At the hearing, respondent explained he was served while in Alaska, and that he did not have the money to come back. He testified he had called the child support officer, who said he would straighten the matter out with the court if he started to make payments. Respondent said that he lost his pick-up in order to make payments. He had asked his lawyer in Alaska about taking a blood test, but was advised it would be better to take it in Minnesota. The child support officer testified he had no notes in his file indicating he had talked with respondent in September 1981, but that respondent had talked with another person in the department in October 1981. In June 1982, respondent advised the child support officer that he would be late with a payment, and requested information about the child.

The district court ordered judgment in favor of respondent. The court concluded it would be unjust to impose a legal duty of support in this case, and that the Clearwater County Welfare Department would be unjustly enriched if allowed to retain the payments made by respondent. Clearwater County Welfare Department appeals the decision to this court.

ISSUE

Did the trial court properly order restitution for the respondent when the judgment under which respondent had made payments was vacated?

ANALYSIS

Appellant argues that under Dent v. Casaga, 296 Minn. 292, 296, 208 N.W.2d 734, 737 (1973), the child support obligation is enforceable unless and until modified. Dent is not controlling because it did not address payments made pursuant to a judgment which was subsequently vacated.

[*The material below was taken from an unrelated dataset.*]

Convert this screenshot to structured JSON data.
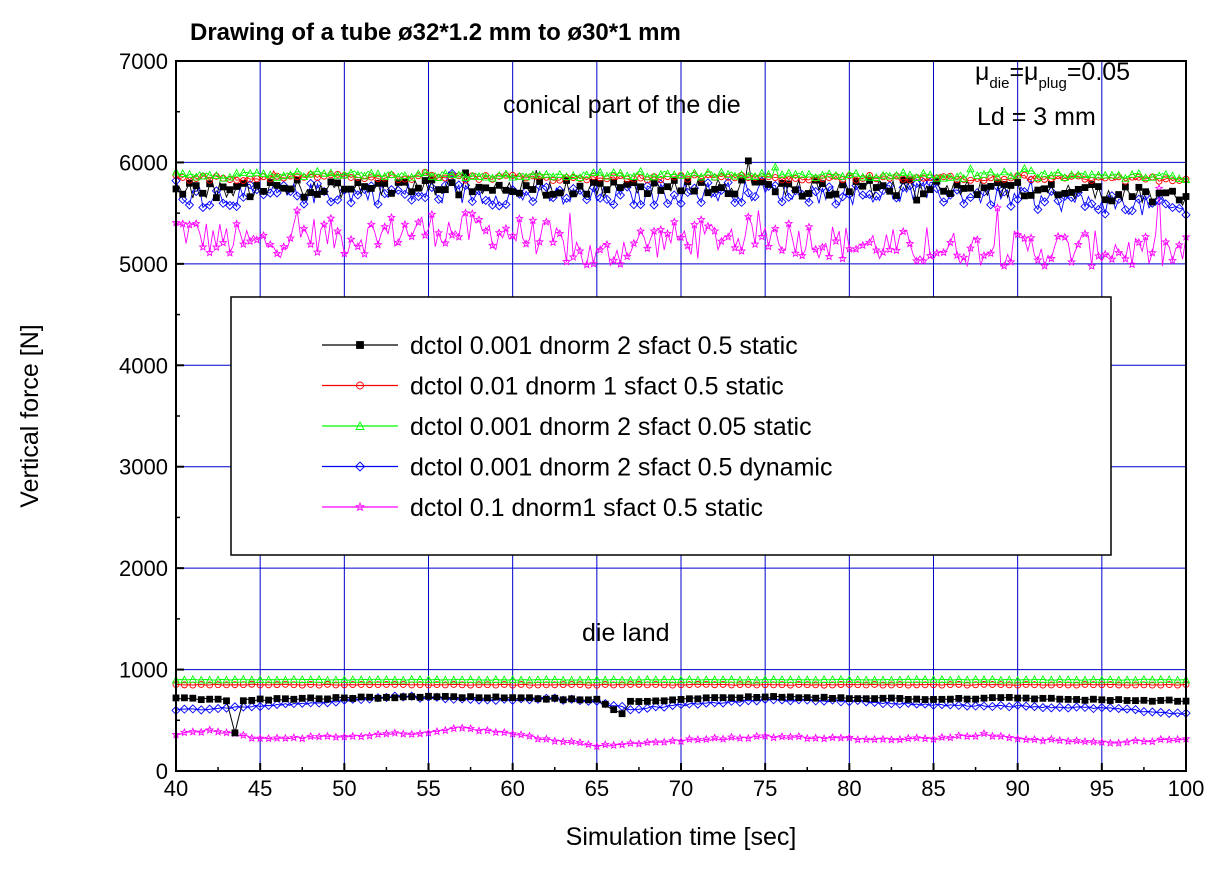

Appellant also argues that the vacation of the default judgment should be prospective only. It asserts that where respondent failed to make a timely answer to the paternity complaint and made the support payments voluntarily, it was inequitable to return the parties to their original positions.

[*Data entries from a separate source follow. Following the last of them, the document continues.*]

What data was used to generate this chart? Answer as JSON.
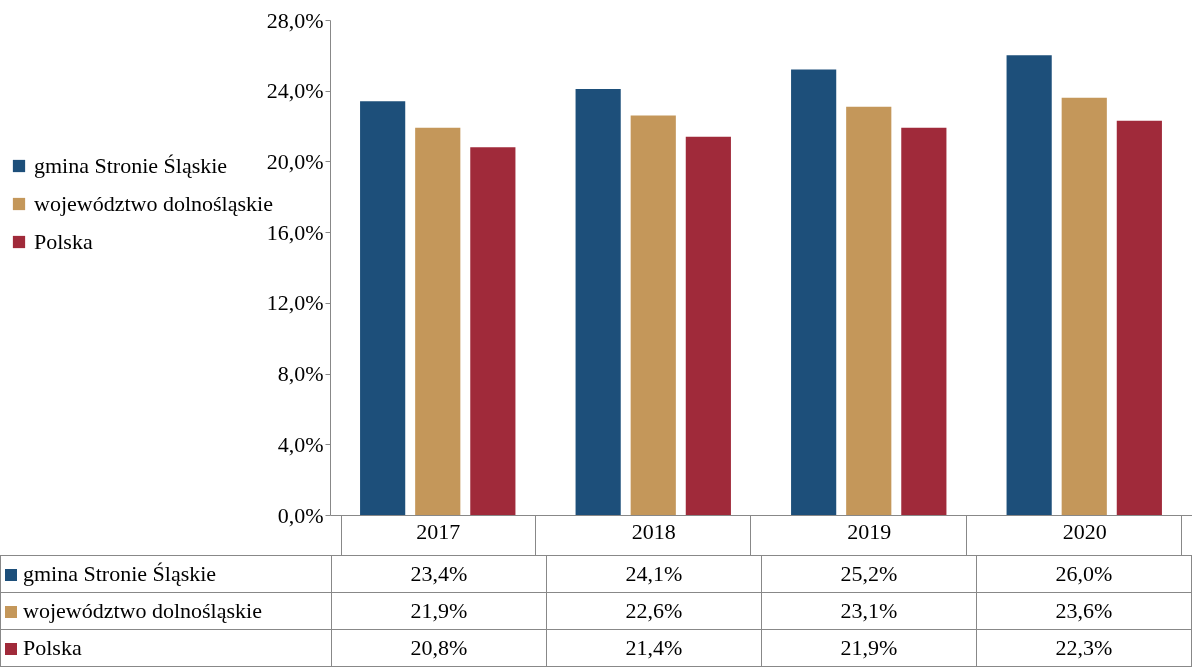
{
  "chart_data": {
    "type": "bar",
    "categories": [
      "2017",
      "2018",
      "2019",
      "2020"
    ],
    "series": [
      {
        "name": "gmina Stronie Śląskie",
        "color": "#1d4f7a",
        "values": [
          23.4,
          24.1,
          25.2,
          26.0
        ],
        "value_labels": [
          "23,4%",
          "24,1%",
          "25,2%",
          "26,0%"
        ]
      },
      {
        "name": "województwo dolnośląskie",
        "color": "#c4975a",
        "values": [
          21.9,
          22.6,
          23.1,
          23.6
        ],
        "value_labels": [
          "21,9%",
          "22,6%",
          "23,1%",
          "23,6%"
        ]
      },
      {
        "name": "Polska",
        "color": "#a02a3a",
        "values": [
          20.8,
          21.4,
          21.9,
          22.3
        ],
        "value_labels": [
          "20,8%",
          "21,4%",
          "21,9%",
          "22,3%"
        ]
      }
    ],
    "ylim": [
      0,
      28
    ],
    "yticks": [
      {
        "value": 0,
        "label": "0,0%"
      },
      {
        "value": 4,
        "label": "4,0%"
      },
      {
        "value": 8,
        "label": "8,0%"
      },
      {
        "value": 12,
        "label": "12,0%"
      },
      {
        "value": 16,
        "label": "16,0%"
      },
      {
        "value": 20,
        "label": "20,0%"
      },
      {
        "value": 24,
        "label": "24,0%"
      },
      {
        "value": 28,
        "label": "28,0%"
      }
    ],
    "grid": false,
    "legend": "left"
  }
}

"It is an accepted principle that money paid in obedience to a judgment that is later set aside must be repaid." Alexander Hamilton Life Insurance Co. v. Lewis, 550 S.W.2d 558, 559 (Ky.1977); accord Aye v. Fix, 626 P.2d 1259, 1263 (Mont. 1981); In Re Marriage of Hardt, 39 Wash. App. 493, 499, 693 P.2d 1386, 1390 (1985). The Restatement of Restitution § 74 (1937) provides:

A person who has conferred a benefit upon another in compliance with a judgment * * * is entitled to restitution if the judgment is reversed or set aside, unless restitution would be inequitable or the parties contract that payment is to be final * * *.

See Peck v. McLean, 36 Minn. 228, 231, 30 N.W. 759, 761 (1886). Appellant made no showing of a change of circumstances which would make it inequitable to require *814 restitution. Restatement of Restitution § 142(1). The trial court did not abuse its discretion in deciding that under these facts respondent was entitled to restitution of the amount of money which he paid pursuant to the judgment, which was subsequently vacated.

DECISION

The judgment of the trial court is affirmed.

Affirmed.

NOTES

[*] Acting as judge of the Court of Appeals by appointment pursuant to Minn. Const. art. 6, § 2.